There is no friction between A and ground, and between both the blocks. The coefficient of friction between B and ground is 0.5. A horizontal force F is applied on A. Find the minimum and maximum values of F, which can be applied so that both blocks can move combinely without any relative motion between them. 

$\mathrm{F}-\mathrm{Nsin}{37}^{\circ }=6\mathrm{a}\Rightarrow \mathrm{F}-\frac{3\mathrm{N}}{5}=6\mathrm{a} ...\left(\mathrm{i}\right)$

               $\begin{array}{l}{\mathrm{N}}_2=4\mathrm{g}-\mathrm{Ncos}{37}^{\circ }=40-\frac{4\mathrm{N}}{5} ...\left(\mathrm{ii}\right)\\ \mathrm{Nsin}{37}^{\circ }-\mathrm{f}=4\mathrm{a} ...\left(\mathrm{iii}\right)\end{array}$

From Eqs. (i) and (iii): $\mathrm{F}-\mathrm{f}=10\mathrm{a}$

$\begin{array}{l}\Rightarrow \mathrm{F}-{\mathrm{mN}}_2=10\mathrm{a} ...\left(\mathrm{iv}\right)\\ \Rightarrow \mathrm{F}-\mathrm{m}\left[40-\frac{4\mathrm{N}}{5}\right]=10\mathrm{a} ...\left(\mathrm{v}\right)\end{array}$

Put the value of N from Eq. (i) in (v) and also put the value of m to get $\mathrm{a}=\frac{5\mathrm{F}-60}{42}$

Now to start motion : $\mathrm{a}>0\Rightarrow \mathrm{F}>12\mathrm{N}$.

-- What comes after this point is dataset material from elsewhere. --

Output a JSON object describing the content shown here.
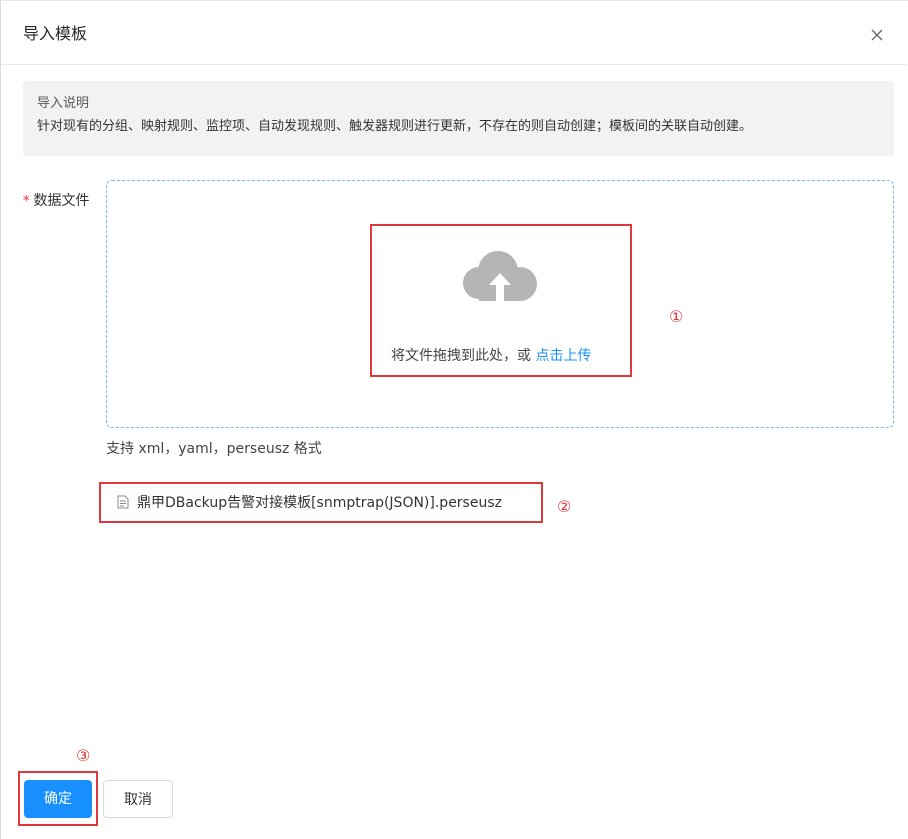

So the minimum force F to just start the motion is 12 N.

Now maximum F will be when N₂ just becomes zero. Then from Eqs. (ii): N = 50 N.

From Eqs. (i) and (iv), we get F = 75 N (by putting N₂ = 0)

If we apply F > 75 N, then B will start sliding up on A, but we do not want this.